« Notre Château » de Emmanuel Régniez.

Notre Château

Depuis vingt ans, Octave et Véra, sa soeur, vivent reclus dans un château qu’ils ont hérité de leurs parents. Sans amis, presque sans lien avec l’extérieur, leur vie est rythmée par une suite d’habitudes tenaces que rien ne paraît devoir ébranler. Mais tout bascule quand, le jeudi 31 mars, à 14h32, Octave voit sa sœur dans le bus n°39 qui va de la Gare à la Cité des 3 Fontaines, en passant par l’Hôtel de Ville. Cela pourrait passer pour bénin si Véra ne sortait jamais du château!

Je dois croire ma sœur sinon tout va s’écrouler.

Un peu plus tard, Octave trouve une cigarette se consumant dans un affreux cendrier de cristal. Alors que lui a arrêté de fumer depuis six ans et que sa sœur, elle, n’a jamais commencé…

Comme tout est étrange.

De petits dérangements du quotidien. Des accrocs dans les mailles mornes de l’habitude. Minuscules. Presque insignifiants. Mais dont l’irruption soudaine entraîne avec eux toutes ces fragiles certitudes qui fondaient le banal. Banal qui vacille sous l’extraordinaire qui semble en surgir.

Je pense souvent aux mondes parallèles, aux mondes autres que le nôtre.

Mais ces micro-événements relatés par Octave ne sont-ils pas le produit de son imagination? Octave est-il lui-même « normal »? La défaillance du monde qu’il s’est construit n’est-elle pas due à sa propre « démence »? Est ce son monde qui vacille, ou la foi que nous, lecteurs, aurions pu placer en lui? Dans ses doutes, ses errements, ses répétitions, ne devine-t’on pas les nôtres? Que lire dans ceux-ci?

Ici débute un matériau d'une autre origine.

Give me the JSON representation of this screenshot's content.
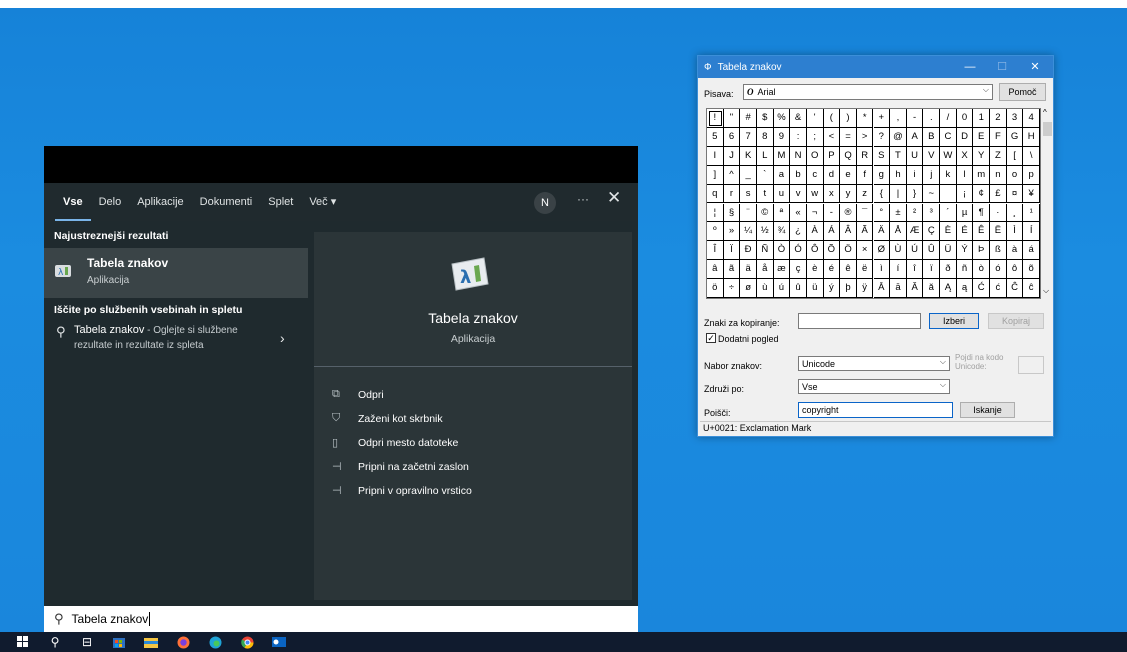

Le réel est une construction. Dont la stabilité tient en de fragiles équilibres. Les grains de sable dans la mécanique semblant immuable du Château viennent déranger ce qui se tramait à l’intérieur. Mais, le dérangeant, ils en révèle les failles plus qu’ils ne les créent. La brèche, même chas d’aiguille, laisse s’engouffrer, à la suite du micro-événement qui l’a ouverte, le torrent du « dehors », qui, s’y mêlant, révèle la fragilité du « dedans ». Qu’on le veuille ou non, qu’on construise autant de barrières pour s’en protéger qu’on croit ce « dehors » menaçant, toujours, in fine, il advient. Et se révèle alors, d’autant plus douloureusement que le déni fut prégnant et long, cette évidence : il n’y a pas de « dehors »!

Il n’y a pas de dehors, de grand dehors. Il y a Notre Château et seulement Notre Château.

La lecture est aussi une construction. Comme le réel, elle est un édifice. Ainsi toute lecture fait (sans même y faire appel) sourdre un « dehors » (les autres livres lus) qui lui préexiste et auquel, s’il ne s’y limite pas, il est intrinsèquement lié. La force du projet d’Emmanuel Règniez est d’ici conjoindre dans un même souffle l’ébranlement du réel d’Octave et celui de notre lecture. En toute simplicité. Les autres livres lu, ces fantômes qui l’habillent, ne sont pas en « dehors ». Ils sont dans Notre Château. Ils sont Notre Château.

Lire c’est toujours lire avec une théorie.

Emmanuel Régniez, Notre Château, 2015, Le Tripode.